The FDA has approved Omvoh (mirikizumab-mrkz) for treatment of moderately to severely active Crohn’s disease in adults, based on positive Phase III VIVID-1 trial results showing clinical remission and endoscopic response at one year.

The article notes 53% of treated subjects achieved clinical remission and 46% showed visible healing of the intestinal lining versus placebo. The therapy targets IL-23p19 and was previously approved for ulcerative colitis; regulatory submissions are underway in other regions and the EMA CHMP recommended approval in December 2024.

What this means: Omvoh is an IL-23p19-targeting biologic now approved in the US for Crohn’s disease, adding another treatment option for adults with moderate-to-severe disease, including patients who did not respond to or tolerated standard therapies.

The article references one-year Phase III efficacy and ongoing open-label extension safety/efficacy follow-up (VIVID-2) through three years.

Practical points: This is a regulatory approval report — it does not provide prescribing guidance, comparative effectiveness versus other biologics, safety detail beyond a general statement that safety in CD was consistent with UC experience, or cost/coverage information.
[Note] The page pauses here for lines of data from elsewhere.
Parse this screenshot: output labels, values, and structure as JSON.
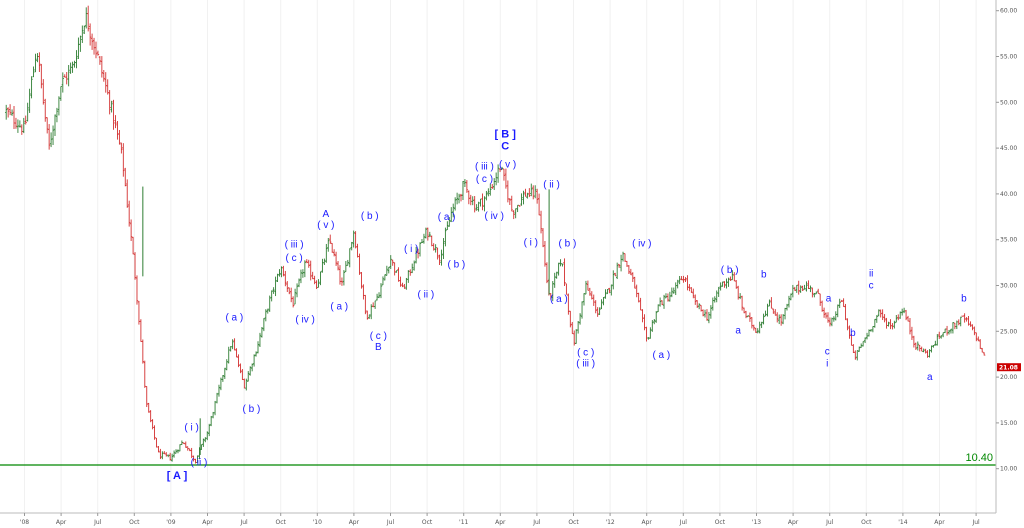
{
  "chart_data": {
    "type": "candlestick",
    "colors": {
      "up": "#2e7d32",
      "down": "#d32f2f",
      "support": "#008800",
      "wave_labels": "#1a1aff",
      "last_price_tag": "#cc0000"
    },
    "y_range": [
      8,
      61
    ],
    "y_ticks": [
      "10.00",
      "15.00",
      "20.00",
      "25.00",
      "30.00",
      "35.00",
      "40.00",
      "45.00",
      "50.00",
      "55.00",
      "60.00"
    ],
    "x_ticks": [
      {
        "label": "'08",
        "m": 0
      },
      {
        "label": "Apr",
        "m": 3
      },
      {
        "label": "Jul",
        "m": 6
      },
      {
        "label": "Oct",
        "m": 9
      },
      {
        "label": "'09",
        "m": 12
      },
      {
        "label": "Apr",
        "m": 15
      },
      {
        "label": "Jul",
        "m": 18
      },
      {
        "label": "Oct",
        "m": 21
      },
      {
        "label": "'10",
        "m": 24
      },
      {
        "label": "Apr",
        "m": 27
      },
      {
        "label": "Jul",
        "m": 30
      },
      {
        "label": "Oct",
        "m": 33
      },
      {
        "label": "'11",
        "m": 36
      },
      {
        "label": "Apr",
        "m": 39
      },
      {
        "label": "Jul",
        "m": 42
      },
      {
        "label": "Oct",
        "m": 45
      },
      {
        "label": "'12",
        "m": 48
      },
      {
        "label": "Apr",
        "m": 51
      },
      {
        "label": "Jul",
        "m": 54
      },
      {
        "label": "Oct",
        "m": 57
      },
      {
        "label": "'13",
        "m": 60
      },
      {
        "label": "Apr",
        "m": 63
      },
      {
        "label": "Jul",
        "m": 66
      },
      {
        "label": "Oct",
        "m": 69
      },
      {
        "label": "'14",
        "m": 72
      },
      {
        "label": "Apr",
        "m": 75
      },
      {
        "label": "Jul",
        "m": 78
      }
    ],
    "price_path": [
      [
        -1.5,
        49
      ],
      [
        0,
        47
      ],
      [
        1,
        56
      ],
      [
        2,
        45
      ],
      [
        3,
        52
      ],
      [
        4,
        54
      ],
      [
        5,
        59.5
      ],
      [
        6,
        55
      ],
      [
        7,
        50
      ],
      [
        8,
        44
      ],
      [
        9,
        32
      ],
      [
        10,
        17
      ],
      [
        11,
        11.5
      ],
      [
        12,
        11.2
      ],
      [
        13,
        13
      ],
      [
        14,
        10.9
      ],
      [
        15,
        14
      ],
      [
        16,
        19
      ],
      [
        17,
        24
      ],
      [
        18,
        19
      ],
      [
        19,
        23
      ],
      [
        20,
        28
      ],
      [
        21,
        32
      ],
      [
        22,
        28
      ],
      [
        23,
        32.5
      ],
      [
        24,
        30
      ],
      [
        25,
        35
      ],
      [
        26,
        30
      ],
      [
        27,
        36
      ],
      [
        28,
        26.5
      ],
      [
        29,
        29
      ],
      [
        30,
        33
      ],
      [
        31,
        29.5
      ],
      [
        32,
        33
      ],
      [
        33,
        36
      ],
      [
        34,
        33
      ],
      [
        35,
        38
      ],
      [
        36,
        41
      ],
      [
        37,
        38.5
      ],
      [
        38,
        40
      ],
      [
        39,
        43
      ],
      [
        40,
        38
      ],
      [
        41,
        40
      ],
      [
        42,
        40
      ],
      [
        43,
        28.5
      ],
      [
        44,
        33
      ],
      [
        45,
        23.5
      ],
      [
        46,
        30
      ],
      [
        47,
        27
      ],
      [
        48,
        30
      ],
      [
        49,
        33.5
      ],
      [
        50,
        30
      ],
      [
        51,
        24
      ],
      [
        52,
        28
      ],
      [
        53,
        29
      ],
      [
        54,
        31
      ],
      [
        55,
        28
      ],
      [
        56,
        26.5
      ],
      [
        57,
        30
      ],
      [
        58,
        31
      ],
      [
        59,
        27
      ],
      [
        60,
        25
      ],
      [
        61,
        28
      ],
      [
        62,
        26
      ],
      [
        63,
        29.5
      ],
      [
        64,
        30
      ],
      [
        65,
        29
      ],
      [
        66,
        25.5
      ],
      [
        67,
        28.5
      ],
      [
        68,
        22
      ],
      [
        69,
        24.5
      ],
      [
        70,
        27
      ],
      [
        71,
        25.5
      ],
      [
        72,
        27.5
      ],
      [
        73,
        23.5
      ],
      [
        74,
        22.5
      ],
      [
        75,
        24.5
      ],
      [
        76,
        25.5
      ],
      [
        77,
        26.5
      ],
      [
        78,
        24.5
      ],
      [
        78.7,
        22
      ]
    ],
    "support_level": {
      "value": 10.4,
      "label": "10.40"
    },
    "last_price": {
      "value": 21.08,
      "label": "21.08"
    },
    "annotations": [
      {
        "text": "[ A ]",
        "m": 12.5,
        "y": 9.2,
        "major": true
      },
      {
        "text": "( i )",
        "m": 13.7,
        "y": 14.5
      },
      {
        "text": "( ii )",
        "m": 14.3,
        "y": 10.7
      },
      {
        "text": "( a )",
        "m": 17.2,
        "y": 26.5
      },
      {
        "text": "( b )",
        "m": 18.6,
        "y": 16.5
      },
      {
        "text": "( iii )",
        "m": 22.1,
        "y": 34.5
      },
      {
        "text": "( c )",
        "m": 22.1,
        "y": 33.0
      },
      {
        "text": "( iv )",
        "m": 23.0,
        "y": 26.3
      },
      {
        "text": "A",
        "m": 24.7,
        "y": 37.8
      },
      {
        "text": "( v )",
        "m": 24.7,
        "y": 36.6
      },
      {
        "text": "( a )",
        "m": 25.8,
        "y": 27.7
      },
      {
        "text": "( b )",
        "m": 28.3,
        "y": 37.6
      },
      {
        "text": "( c )",
        "m": 29.0,
        "y": 24.5
      },
      {
        "text": "B",
        "m": 29.0,
        "y": 23.3
      },
      {
        "text": "( i )",
        "m": 31.7,
        "y": 34.0
      },
      {
        "text": "( ii )",
        "m": 32.9,
        "y": 29.0
      },
      {
        "text": "( a )",
        "m": 34.6,
        "y": 37.5
      },
      {
        "text": "( b )",
        "m": 35.4,
        "y": 32.3
      },
      {
        "text": "( iii )",
        "m": 37.7,
        "y": 43.0
      },
      {
        "text": "( c )",
        "m": 37.7,
        "y": 41.6
      },
      {
        "text": "( iv )",
        "m": 38.5,
        "y": 37.6
      },
      {
        "text": "[ B ]",
        "m": 39.4,
        "y": 46.5,
        "major": true
      },
      {
        "text": "C",
        "m": 39.4,
        "y": 45.2,
        "major": true
      },
      {
        "text": "( v )",
        "m": 39.6,
        "y": 43.2
      },
      {
        "text": "( i )",
        "m": 41.5,
        "y": 34.7
      },
      {
        "text": "( ii )",
        "m": 43.2,
        "y": 41.0
      },
      {
        "text": "( b )",
        "m": 44.5,
        "y": 34.6
      },
      {
        "text": "( a )",
        "m": 43.8,
        "y": 28.5
      },
      {
        "text": "( c )",
        "m": 46.0,
        "y": 22.7
      },
      {
        "text": "( iii )",
        "m": 46.0,
        "y": 21.5
      },
      {
        "text": "( iv )",
        "m": 50.6,
        "y": 34.6
      },
      {
        "text": "( a )",
        "m": 52.2,
        "y": 22.4
      },
      {
        "text": "( b )",
        "m": 57.8,
        "y": 31.7
      },
      {
        "text": "a",
        "m": 58.5,
        "y": 25.1
      },
      {
        "text": "b",
        "m": 60.6,
        "y": 31.2
      },
      {
        "text": "a",
        "m": 65.9,
        "y": 28.6
      },
      {
        "text": "c",
        "m": 65.8,
        "y": 22.8
      },
      {
        "text": "i",
        "m": 65.8,
        "y": 21.5
      },
      {
        "text": "b",
        "m": 67.9,
        "y": 24.8
      },
      {
        "text": "ii",
        "m": 69.4,
        "y": 31.3
      },
      {
        "text": "c",
        "m": 69.4,
        "y": 30.0
      },
      {
        "text": "a",
        "m": 74.2,
        "y": 20.0
      },
      {
        "text": "b",
        "m": 77.0,
        "y": 28.6
      }
    ]
  }
}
Patients should discuss with their gastroenterologist whether this drug is appropriate for them and wait for local regulatory/coverage decisions where relevant. Source notes: classification and statements above are drawn directly from the Pharmaceutical-Technology article reporting the FDA decision and trial results.

Keep In Mind

This article reports a regulatory approval based on Phase III trial endpoints at one year and mentions ongoing longer-term follow-up. It does not replace clinical guidance, does not present head-to-head comparisons with other drugs, and lacks detailed safety and access/cost information.

This Cure8 note is AI-assisted and based on source text from the linked article. Cure8 is informational only and is not a substitute for professional medical advice, diagnosis, or treatment.